The paint had barely dried, however, before someone subsequently spray painted over the tree the next night—not to advertise their organization, but instead to simply tarnish the former group’s work. The tree was covered in black spray paint and some crudely drawn faces. Not only is this immature behavior, but it is also damaging to our campus environment—an environment that should be promoting freedom of speech and thought.
I am not a Republican, but I am horrified and dismayed at the candidacy of Trump and the Republican Party’s complacency in letting him take control of their party. The GCR, however, have not endorsed Trump and are equally as appalled at his candidacy, as they expressed in their Thursday Nov. 3 Lamron article “Clinton, Trump both unworthy candidates for endorsement.”
Free speech is a right that must be protected, whether or not someone disagrees with it. The GCR are an on-campus organization that has a right to advertise their organization on the Greek Tree.

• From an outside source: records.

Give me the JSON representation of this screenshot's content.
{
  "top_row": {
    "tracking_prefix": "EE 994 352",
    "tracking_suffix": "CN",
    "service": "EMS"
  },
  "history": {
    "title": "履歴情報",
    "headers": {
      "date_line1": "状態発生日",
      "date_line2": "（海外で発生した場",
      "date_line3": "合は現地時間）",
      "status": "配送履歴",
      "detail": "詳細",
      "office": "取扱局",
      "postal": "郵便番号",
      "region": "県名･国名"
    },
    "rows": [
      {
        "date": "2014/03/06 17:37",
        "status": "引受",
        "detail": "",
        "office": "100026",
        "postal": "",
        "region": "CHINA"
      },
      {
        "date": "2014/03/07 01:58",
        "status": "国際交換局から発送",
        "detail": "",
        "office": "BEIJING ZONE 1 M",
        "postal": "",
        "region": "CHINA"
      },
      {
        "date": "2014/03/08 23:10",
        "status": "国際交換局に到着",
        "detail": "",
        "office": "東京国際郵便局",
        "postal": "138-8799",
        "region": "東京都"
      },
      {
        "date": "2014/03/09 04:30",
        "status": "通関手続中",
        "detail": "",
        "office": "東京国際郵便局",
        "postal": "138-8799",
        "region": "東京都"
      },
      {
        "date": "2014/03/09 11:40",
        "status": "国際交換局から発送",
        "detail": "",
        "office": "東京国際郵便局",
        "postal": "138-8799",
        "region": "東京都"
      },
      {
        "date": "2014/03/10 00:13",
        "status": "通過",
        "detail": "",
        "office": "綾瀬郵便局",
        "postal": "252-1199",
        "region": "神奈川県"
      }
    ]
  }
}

Some may argue that the Greek Tree should only be painted by Greek Life organizations, or that the tree should be apolitical—but that’s an irrelevant argument.
It’s critical for our generation to accept the fact that people who disagree with each other have a right to voice their opposing opinions without being attacked. There’s a tendency among many young liberals to shame and attack someone for having a dissenting opinion instead of simply having open conversation about differences.
American colleges have long been a place of free thought and new ideas, and a place where young people debate on what path our country and society should take. While great ideas still permeate our college campuses, free and open debate seem to have stalled. Those with unpopular opinions are often afraid of being shamed for their beliefs and decide not to speak out on what they believe in.
We are not going to progress as a country if we decide that only certain beliefs are valid, or that only some ideas are worth hearing. There are, of course, legitimate examples of hateful, discriminatory speech that has no place on our campus, but common free and open discussion should be encouraged.
Personally, I like a lot of things about our campus culture and much of the things we’ve done to foster an inclusive community here at Geneseo. But we still need to offer that same inclusivity to people with whom we disagree. It’s not productive to publicly shame someone for a difference in opinion or a lack of understanding of a new cultural concept.
We should all make an honest attempt to understand the point of view of people who disagree with us instead of shutting them out of the discussion. Tearing down someone else’s right to freely express their beliefs is not a statement or an expression of an argument.
This behavior is cowardly and has no place on our campus.